On the facility's opening day, Tim Paine, chair of the entomology department and Tom Bellows, a professor of entomology, introduced spectators to table upon table of exotic bug species with names like "chrysomelid defoliato," and the "Madagascar hissing beetle."

James Bond's techno-master, "Agent Q," had nothing on these guys. Describing their pest-fighting methods, they told of an episode in late 1988, when the tree-blighting ash whitefly was spreading rapidly across the state. Researchers here released a tiny, stingless wasp that brought ash whiteflies to negligible levels by 1992.

As the scientists explained, for those who don't follow Entomology Weekly Magazine, eradicating such pests the old-fashioned way - using chemicals and sprays - is totally five minutes ago.

For one thing, like that other band of exotic pests in Washington (who develop thick skins under relentless media criticism), insects develop resistance to chemical pesticides.

And pesticides have fallen out of favor with an increasingly environmentally conscious public, making "biological control" - finding natural enemies to combat insect infestations - the new watchword.

That means first identifying the new, intruding pest (one enters California every 60 days), tracking its country or region of origin, and then introducing natural predators into threatened areas to minimize pest populations.

There are lots of catches to this procedure. Besides keeping track of newly arrived pests (with variations), scientists must retrieve several specimens of the pests' natural predators, and rear them in sufficient quantities to introduce into the wild.

They must also make sure each new predator doesn't upset the biological balance, and doesn't bring with it any other teeny organisms that might do so.

To accomplish this, the insectary boasts sealed chambers and synchronized magnetic door locks to prevent air from rushing in and out of rooms carrying pollen or microscopic bugs.
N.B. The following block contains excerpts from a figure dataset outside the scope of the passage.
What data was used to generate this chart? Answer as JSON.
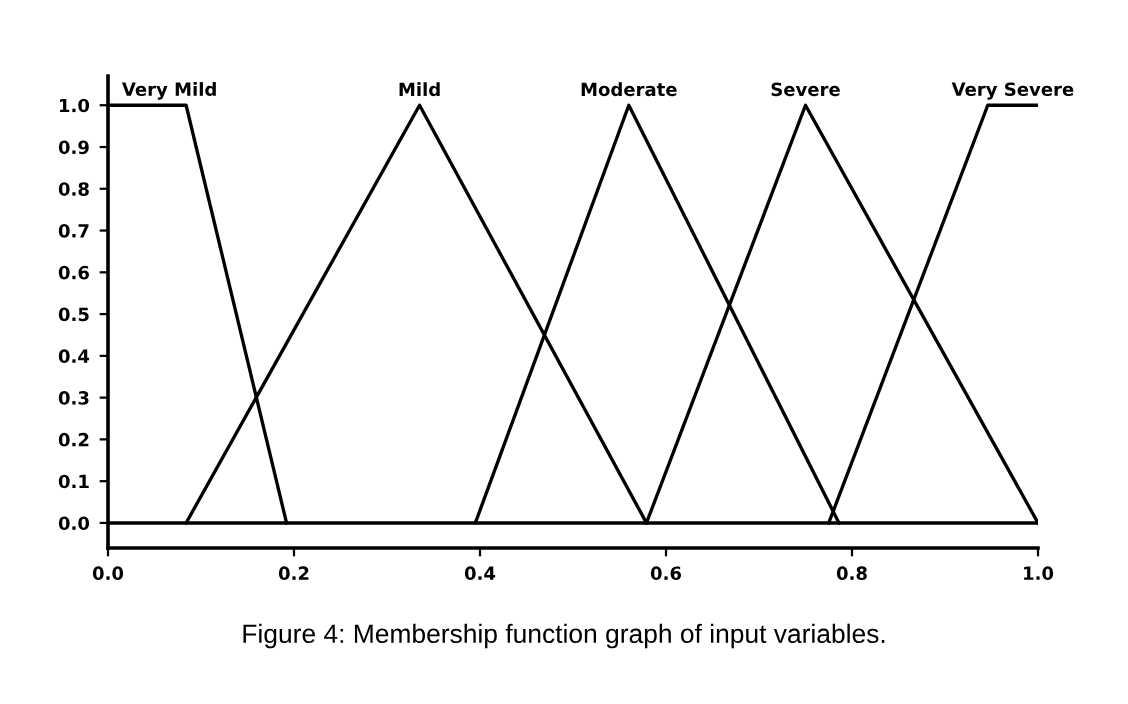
{
  "chart_data": {
    "type": "line",
    "series": [
      {
        "name": "Very Mild",
        "color": "#000000",
        "x": [
          0.0,
          0.084,
          0.192
        ],
        "values": [
          1.0,
          1.0,
          0.0
        ]
      },
      {
        "name": "Mild",
        "color": "#000000",
        "x": [
          0.084,
          0.335,
          0.579
        ],
        "values": [
          0.0,
          1.0,
          0.0
        ]
      },
      {
        "name": "Moderate",
        "color": "#000000",
        "x": [
          0.395,
          0.56,
          0.786
        ],
        "values": [
          0.0,
          1.0,
          0.0
        ]
      },
      {
        "name": "Severe",
        "color": "#000000",
        "x": [
          0.579,
          0.75,
          1.0
        ],
        "values": [
          0.0,
          1.0,
          0.0
        ]
      },
      {
        "name": "Very Severe",
        "color": "#000000",
        "x": [
          0.775,
          0.946,
          1.0
        ],
        "values": [
          0.0,
          1.0,
          1.0
        ]
      }
    ],
    "xlim": [
      0.0,
      1.0
    ],
    "ylim": [
      -0.06,
      1.07
    ],
    "xticks": [
      {
        "value": 0.0,
        "label": "0.0"
      },
      0.2,
      0.4,
      0.6,
      0.8,
      {
        "value": 1.0,
        "label": "1.0"
      }
    ],
    "yticks": [
      {
        "value": 0.0,
        "label": "0.0"
      },
      0.1,
      0.2,
      0.3,
      0.4,
      0.5,
      0.6,
      0.7,
      0.8,
      0.9,
      {
        "value": 1.0,
        "label": "1.0"
      }
    ],
    "ref_lines": [
      {
        "axis": "y",
        "value": 0.0,
        "label": null,
        "color": "#000000",
        "line_style": "solid"
      }
    ],
    "annotations": [
      "Figure 4: Membership function graph of input variables."
    ],
    "grid": false,
    "legend": false,
    "marker": "none",
    "line_style": "solid"
  }
}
It has vaults to kill the tiniest spore, specially heated rooms that can mimic the temperature and humidity of anywhere on earth, and hallways lined with light traps to attract and zap any errant bug.

There are also incubating vaults, drying rooms, refrigerating rooms, bins galore, and enough decontamination rooms to supply a nuclear facility.

"These ovens are used to kill spores, but can also be used to bake great bread or punish a recalcitrant grad student," says professor Tom Bellows, in a lighter moment.